Ces licences sont imposées au breveté et vont profiter directement à un particulier. Elles se justifient par l’intérêt collectif et le refus de monopole.

·         La licence obligatoire pour défaut d’exploitation : le breveté a l’obligation d’exploiter l’invention en contrepartie de son monopole, à défaut la sanction est la possibilité offerte au tiers de demander en justice l’octroi d’une licence obligatoire.

Ø  Conditions d’octroide la licence  – L613-11 et L613-12

—  On ne peut solliciter l’octroi d’une licence obligatoire avant l’expiration d’un délai d e 3 ans après la délivrance du brevet, ou 4 ans à compter de la date de DDB.

—  Le propriétaire du brevet ou son ayant cause ne doit pas avoir commencé à exploiter ni fait des préparatifs effectifs et sérieux pour l’exploitation dans un Etat mb de l’UE ou de l’EEE, ni avoir commercialisé le produit objet du brevet en quantité suffisante pour satisfaire aux besoins du marché français.

—  Celui qui demande l’octroi de la licence doit établir qu’il est en mesure d’exploiter de manière effective et sérieuse et d’avoir été éconduit à la suite d’une demande amiable de licence préalablement exposée au breveté

—  La jpce ajoute  que le brevet pour lequel la licence est demandée doit être valable  –Ca Paris 20 mars 1972

Ø  C’est le tribunal saisi qui fixe les modalités de la licence obligatoire qui sera nécessairement non exclusive. Elle prendra effet à la date du jugement qui l’octroi, et le Tribunal fixe les modalités pour y mettre fin à titre de sanction pour inexécution par le licencié de ses obligations.

 

·         La licence de dépendance : Le législateur a instauré à L613-15  le régime de cette licence afin d’éviter que le titulaire du brevet dépendant (brevet de perfectionnement)  ne soit paralysé dans son exploitation par un refus injustifié du titulaire du brevet dominant.

Ø  Conditions :

  • —  Le titulaire du brevet de perfectionnement doit attendre l’expiration d’un délai de 3 ans pour solliciter la licence au TGI du domicile/siège social du propriétaire du brevet dominant.
  • —  Avoir essuyé un refus d’octroi amiable d’une telle licence
  • —  La concession doit nécessaire à l’exploitation de sa propre invention
  • —  Il doit prouver que sa propre invention présente un progrès technique important par rapport au brevet précédent.

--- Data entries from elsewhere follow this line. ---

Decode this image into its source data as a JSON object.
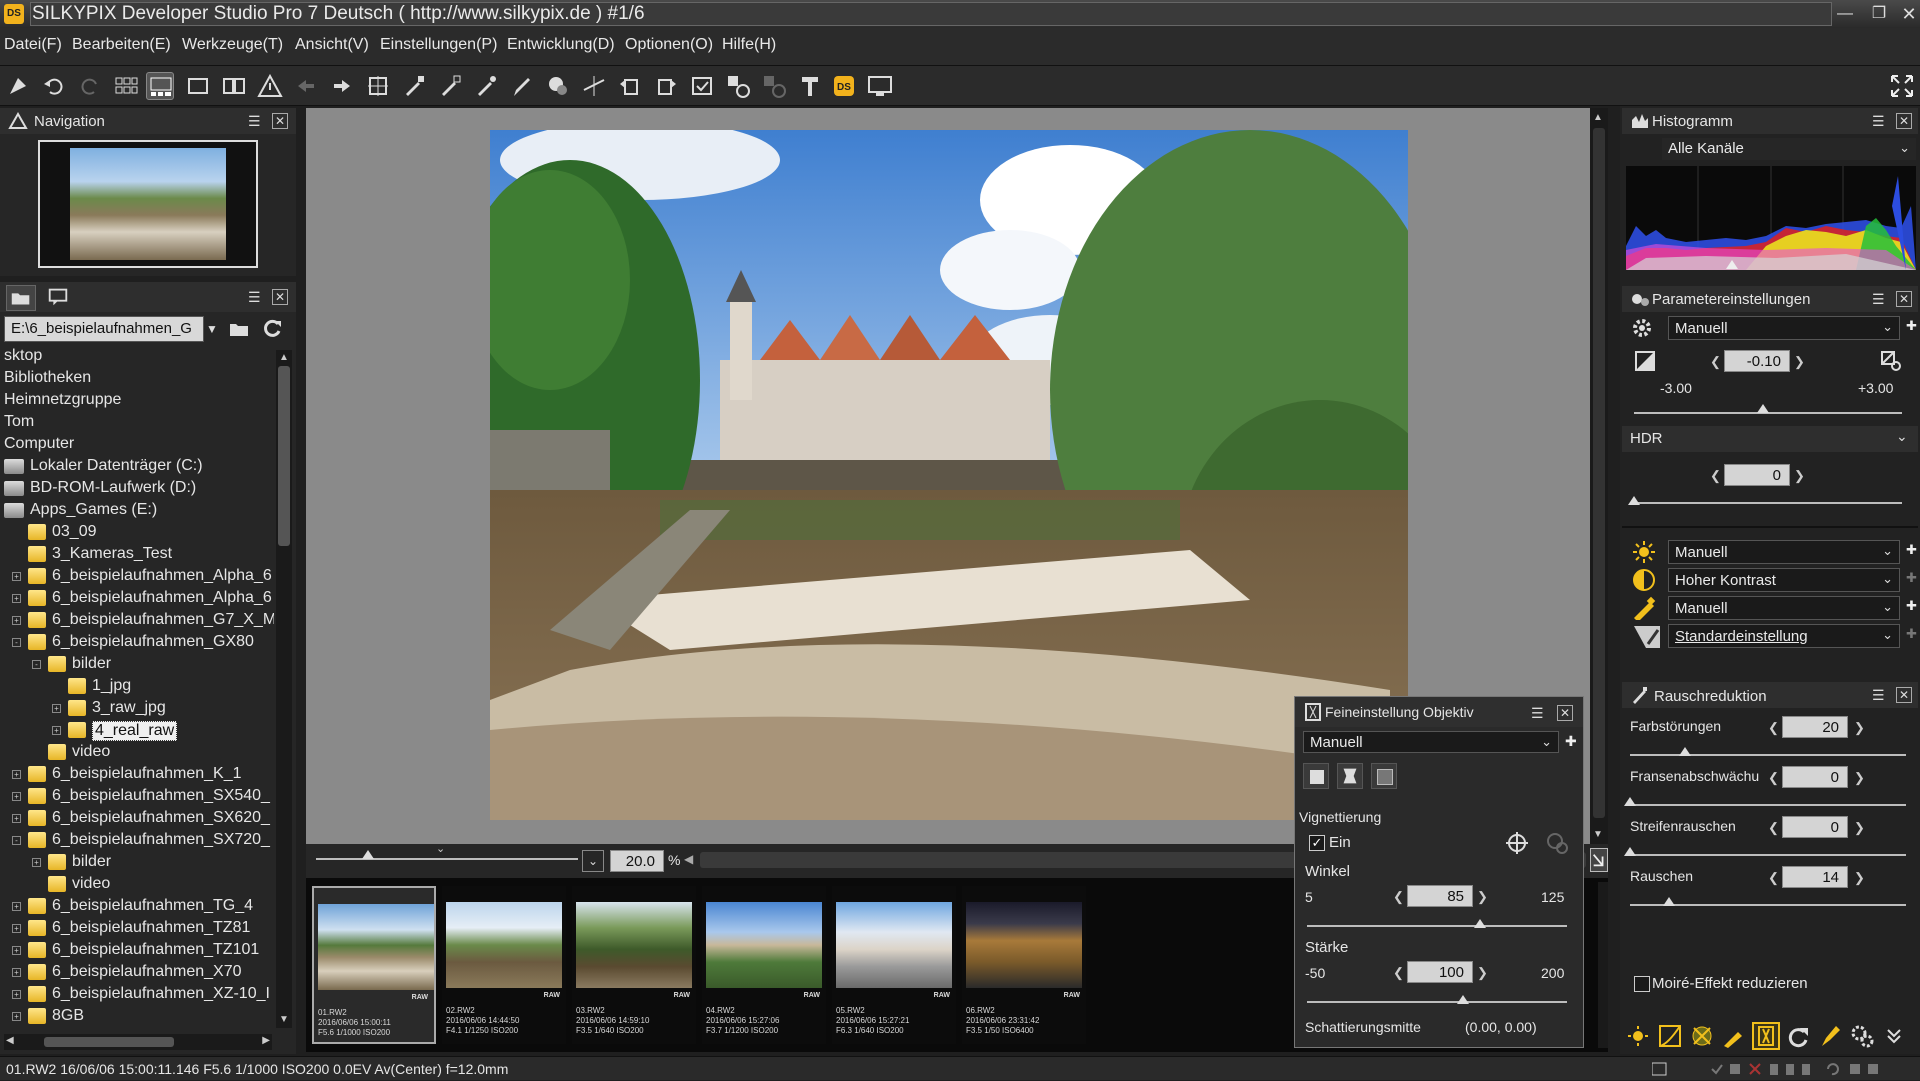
{
  "app": {
    "title": "SILKYPIX Developer Studio Pro 7 Deutsch ( http://www.silkypix.de )   #1/6",
    "logo": "DS"
  },
  "menu": [
    "Datei(F)",
    "Bearbeiten(E)",
    "Werkzeuge(T)",
    "Ansicht(V)",
    "Einstellungen(P)",
    "Entwicklung(D)",
    "Optionen(O)",
    "Hilfe(H)"
  ],
  "navigation": {
    "title": "Navigation"
  },
  "browser": {
    "path": "E:\\6_beispielaufnahmen_G",
    "tree": [
      {
        "label": "sktop",
        "indent": 0,
        "type": "text"
      },
      {
        "label": "Bibliotheken",
        "indent": 0,
        "type": "text"
      },
      {
        "label": "Heimnetzgruppe",
        "indent": 0,
        "type": "text"
      },
      {
        "label": "Tom",
        "indent": 0,
        "type": "text"
      },
      {
        "label": "Computer",
        "indent": 0,
        "type": "text"
      },
      {
        "label": "Lokaler Datenträger (C:)",
        "indent": 0,
        "type": "drive"
      },
      {
        "label": "BD-ROM-Laufwerk (D:)",
        "indent": 0,
        "type": "drive"
      },
      {
        "label": "Apps_Games (E:)",
        "indent": 0,
        "type": "drive"
      },
      {
        "label": "03_09",
        "indent": 1,
        "type": "folder",
        "exp": ""
      },
      {
        "label": "3_Kameras_Test",
        "indent": 1,
        "type": "folder",
        "exp": ""
      },
      {
        "label": "6_beispielaufnahmen_Alpha_6",
        "indent": 1,
        "type": "folder",
        "exp": "+"
      },
      {
        "label": "6_beispielaufnahmen_Alpha_6",
        "indent": 1,
        "type": "folder",
        "exp": "+"
      },
      {
        "label": "6_beispielaufnahmen_G7_X_M",
        "indent": 1,
        "type": "folder",
        "exp": "+"
      },
      {
        "label": "6_beispielaufnahmen_GX80",
        "indent": 1,
        "type": "folder",
        "exp": "-"
      },
      {
        "label": "bilder",
        "indent": 2,
        "type": "folder",
        "exp": "-"
      },
      {
        "label": "1_jpg",
        "indent": 3,
        "type": "folder",
        "exp": ""
      },
      {
        "label": "3_raw_jpg",
        "indent": 3,
        "type": "folder",
        "exp": "+"
      },
      {
        "label": "4_real_raw",
        "indent": 3,
        "type": "folder",
        "exp": "+",
        "selected": true
      },
      {
        "label": "video",
        "indent": 2,
        "type": "folder",
        "exp": ""
      },
      {
        "label": "6_beispielaufnahmen_K_1",
        "indent": 1,
        "type": "folder",
        "exp": "+"
      },
      {
        "label": "6_beispielaufnahmen_SX540_",
        "indent": 1,
        "type": "folder",
        "exp": "+"
      },
      {
        "label": "6_beispielaufnahmen_SX620_",
        "indent": 1,
        "type": "folder",
        "exp": "+"
      },
      {
        "label": "6_beispielaufnahmen_SX720_",
        "indent": 1,
        "type": "folder",
        "exp": "-"
      },
      {
        "label": "bilder",
        "indent": 2,
        "type": "folder",
        "exp": "+"
      },
      {
        "label": "video",
        "indent": 2,
        "type": "folder",
        "exp": ""
      },
      {
        "label": "6_beispielaufnahmen_TG_4",
        "indent": 1,
        "type": "folder",
        "exp": "+"
      },
      {
        "label": "6_beispielaufnahmen_TZ81",
        "indent": 1,
        "type": "folder",
        "exp": "+"
      },
      {
        "label": "6_beispielaufnahmen_TZ101",
        "indent": 1,
        "type": "folder",
        "exp": "+"
      },
      {
        "label": "6_beispielaufnahmen_X70",
        "indent": 1,
        "type": "folder",
        "exp": "+"
      },
      {
        "label": "6_beispielaufnahmen_XZ-10_I",
        "indent": 1,
        "type": "folder",
        "exp": "+"
      },
      {
        "label": "8GB",
        "indent": 1,
        "type": "folder",
        "exp": "+"
      }
    ]
  },
  "viewer": {
    "zoom": "20.0",
    "zoom_unit": "%"
  },
  "thumbnails": [
    {
      "name": "01.RW2",
      "date": "2016/06/06 15:00:11",
      "exif": "F5.6 1/1000 ISO200",
      "badge": "RAW",
      "selected": true
    },
    {
      "name": "02.RW2",
      "date": "2016/06/06 14:44:50",
      "exif": "F4.1 1/1250 ISO200",
      "badge": "RAW"
    },
    {
      "name": "03.RW2",
      "date": "2016/06/06 14:59:10",
      "exif": "F3.5 1/640 ISO200",
      "badge": "RAW"
    },
    {
      "name": "04.RW2",
      "date": "2016/06/06 15:27:06",
      "exif": "F3.7 1/1200 ISO200",
      "badge": "RAW"
    },
    {
      "name": "05.RW2",
      "date": "2016/06/06 15:27:21",
      "exif": "F6.3 1/640 ISO200",
      "badge": "RAW"
    },
    {
      "name": "06.RW2",
      "date": "2016/06/06 23:31:42",
      "exif": "F3.5 1/50 ISO6400",
      "badge": "RAW"
    }
  ],
  "histogram": {
    "title": "Histogramm",
    "channel": "Alle Kanäle"
  },
  "params": {
    "title": "Parametereinstellungen",
    "preset": "Manuell",
    "exposure": "-0.10",
    "exp_min": "-3.00",
    "exp_max": "+3.00",
    "exposure_level": 0.483,
    "hdr_label": "HDR",
    "hdr_value": "0",
    "hdr_level": 0,
    "wb": "Manuell",
    "tone": "Hoher Kontrast",
    "sharp": "Manuell",
    "style": "Standardeinstellung"
  },
  "noise": {
    "title": "Rauschreduktion",
    "rows": [
      {
        "label": "Farbstörungen",
        "value": "20",
        "level": 0.2
      },
      {
        "label": "Fransenabschwächu",
        "value": "0",
        "level": 0
      },
      {
        "label": "Streifenrauschen",
        "value": "0",
        "level": 0
      },
      {
        "label": "Rauschen",
        "value": "14",
        "level": 0.14
      }
    ],
    "moire": "Moiré-Effekt reduzieren"
  },
  "lens": {
    "title": "Feineinstellung Objektiv",
    "preset": "Manuell",
    "section": "Vignettierung",
    "enabled_label": "Ein",
    "angle_label": "Winkel",
    "angle_min": "5",
    "angle_max": "125",
    "angle": "85",
    "angle_level": 0.667,
    "strength_label": "Stärke",
    "strength_min": "-50",
    "strength_max": "200",
    "strength": "100",
    "strength_level": 0.6,
    "center_label": "Schattierungsmitte",
    "center_value": "(0.00, 0.00)"
  },
  "status": "01.RW2 16/06/06 15:00:11.146 F5.6 1/1000 ISO200  0.0EV Av(Center) f=12.0mm",
  "colors": {
    "accent_yellow": "#f2b21c",
    "bg": "#1f1f1f"
  }
}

Ø  Le but est d’encourager le progrès que constitue le perfectionnement et de permettre au 2e inventeur d’obtenir un brevet pour ce même perfectionnement.

Ø  L613-15, L613-22 et L623-22-2 prévoient des licences obligatoires pour dépendances de COV et de brevet à COV  afin que le titulaire d’un brevet sur une plante ne bloque l’obtenteur qui aurait développé une variété dont les composants végétaux  seraient brevetés, dans l’exploitation de cette variété et inversement.